There is supposedly a world-wide consensus on the need to have a two-state solution to the Israel-Palestinian problem. Lately, even Israeli Prime Minister Netanyahu has grudgingly accepted a two-state solution – although this is with “killer” conditions that the Palestinians will probably not accept. The prospect of working to establish two separate states – one for the Israelis, and another for the Palestinians, seeems like a logical aim. But is this the only good solution to the problem?
I think that the two-state solution may not be achieved, especially as the result of the work of radicals in both sides. At a certain point of the stalemate, perhaps people will start to realize that the more workable solution is to have just one state to include both Israelis and Palestinians. This could be a federal state, with two entitites. Or it could be a unitary state.

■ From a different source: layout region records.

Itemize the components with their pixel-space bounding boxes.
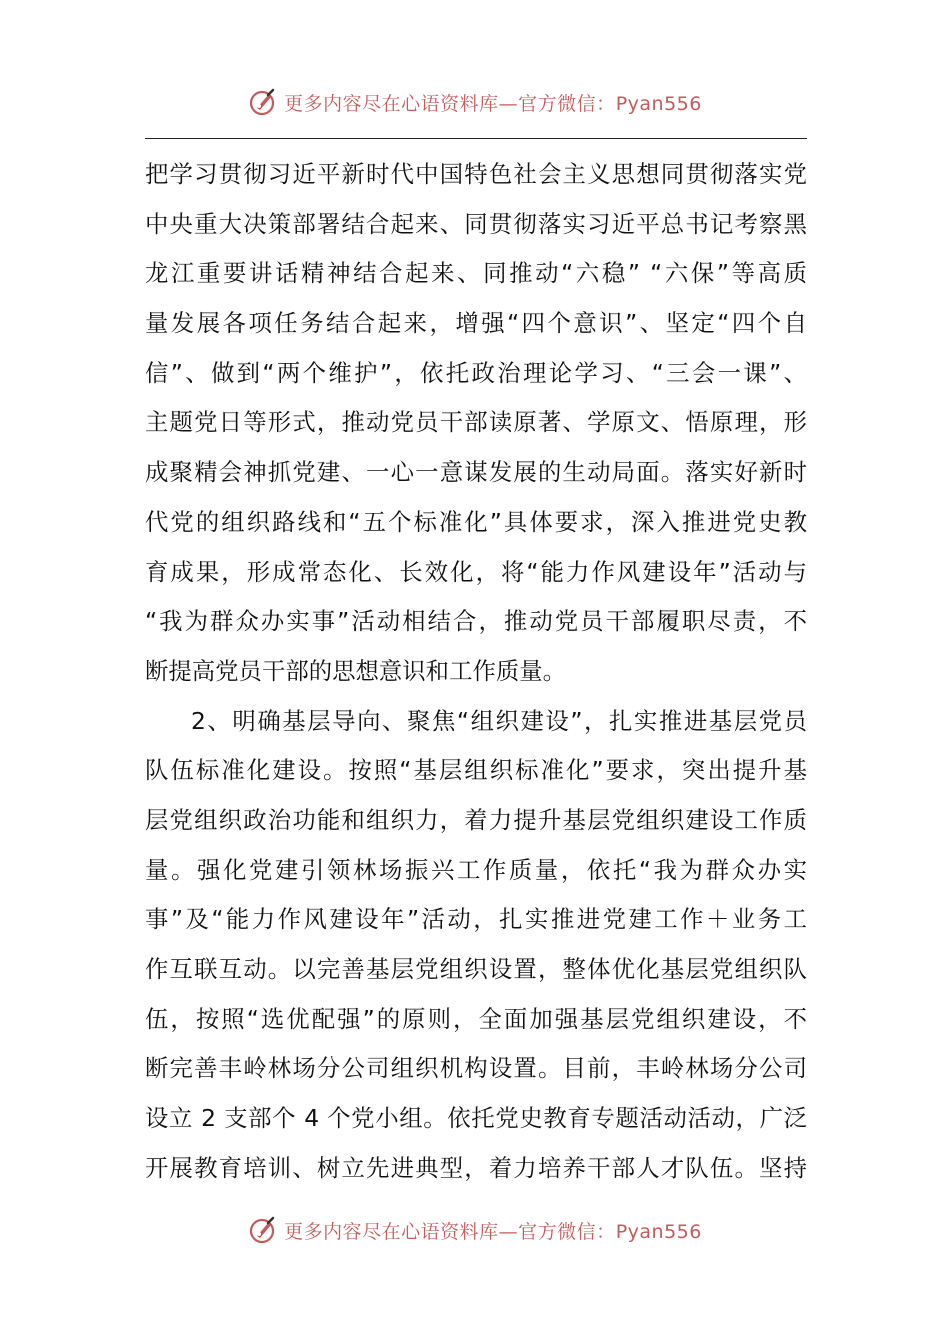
footer-watermark xyxy=(0,1210,950,1250)
text-line: 事”及“能力作风建设年”活动，扎实推进党建工作＋业务工 xyxy=(145,905,807,934)
header-watermark-text: 更多内容尽在心语资料库—官方微信：Pyan556 xyxy=(284,92,702,115)
text-line: 断完善丰岭林场分公司组织机构设置。目前，丰岭林场分公司 xyxy=(145,1054,807,1083)
pen-seal-logo-icon xyxy=(248,87,278,117)
text-line: 设立 2 支部个 4 个党小组。依托党史教育专题活动活动，广泛 xyxy=(145,1104,807,1133)
text-line: 作互联互动。以完善基层党组织设置，整体优化基层党组织队 xyxy=(145,955,807,983)
text-line: 主题党日等形式，推动党员干部读原著、学原文、悟原理，形 xyxy=(145,408,807,437)
text-line: 量发展各项任务结合起来，增强“四个意识”、坚定“四个自 xyxy=(145,309,807,338)
text-line: 队伍标准化建设。按照“基层组织标准化”要求，突出提升基 xyxy=(145,756,807,785)
text-line: 量。强化党建引领林场振兴工作质量，依托“我为群众办实 xyxy=(145,855,807,884)
text-line: 开展教育培训、树立先进典型，着力培养干部人才队伍。坚持 xyxy=(145,1153,807,1182)
text-line: 信”、做到“两个维护”，依托政治理论学习、“三会一课”、 xyxy=(145,358,807,387)
text-line: 龙江重要讲话精神结合起来、同推动“六稳” “六保”等高质 xyxy=(145,259,807,288)
text-line: 育成果，形成常态化、长效化，将“能力作风建设年”活动与 xyxy=(145,557,807,586)
text-line: 把学习贯彻习近平新时代中国特色社会主义思想同贯彻落实党 xyxy=(145,160,807,188)
header-divider xyxy=(145,138,807,139)
footer-wechat-id: Pyan556 xyxy=(615,1220,702,1243)
text-line: 层党组织政治功能和组织力，着力提升基层党组织建设工作质 xyxy=(145,805,807,834)
text-line: “我为群众办实事”活动相结合，推动党员干部履职尽责，不 xyxy=(145,607,807,636)
section-heading-line: 2、明确基层导向、聚焦“组织建设”，扎实推进基层党员 xyxy=(191,706,807,735)
text-line: 代党的组织路线和“五个标准化”具体要求，深入推进党史教 xyxy=(145,507,807,536)
document-body xyxy=(145,150,807,1193)
paragraph-end-line: 断提高党员干部的思想意识和工作质量。 xyxy=(145,656,567,685)
header-wechat-id: Pyan556 xyxy=(615,92,702,115)
text-line: 伍，按照“选优配强”的原则，全面加强基层党组织建设，不 xyxy=(145,1004,807,1033)
footer-watermark-text: 更多内容尽在心语资料库—官方微信：Pyan556 xyxy=(284,1220,702,1243)
text-line: 中央重大决策部署结合起来、同贯彻落实习近平总书记考察黑 xyxy=(145,209,807,238)
pen-seal-logo-icon xyxy=(248,1215,278,1245)
header-watermark xyxy=(0,82,950,122)
text-line: 成聚精会神抓党建、一心一意谋发展的生动局面。落实好新时 xyxy=(145,458,807,487)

The biggest problems with the two-state solution are: the Israeli settlements on the West Bank, and the right of return of Palestinian refugees (to Israel proper i.e.). With a one-state solution, both issues are easily resolved – since both the West Bank and Israel proper will belong to one state, Israeli settlers could settle anywhere in the new state, and Palestinian refugees could return (with some help with resettlement costs) anywhere in the new state also.
The present stalemate in the peace process (which is supposed to lead to a two-state solution) is breeding the conditions for the birth of the one-state idea. Obviously, it will not be initiated from the Israeli side. But the Palestinians, being denied of their own state for so long, will sooner or later realize that they are de-facto second-class citizens in a big Israel-dominated state. Their situation is similar to the Bantustans under the Apartheid regime of South Africa. And apartheid was resolved eventually when the blacks demanded “one person, one vote” – full democratic rights in the single state of South Africa. What is to keep the Palestinians from similarly demanding “one person, one vote” in the de-facto state of Israel and the West Bank?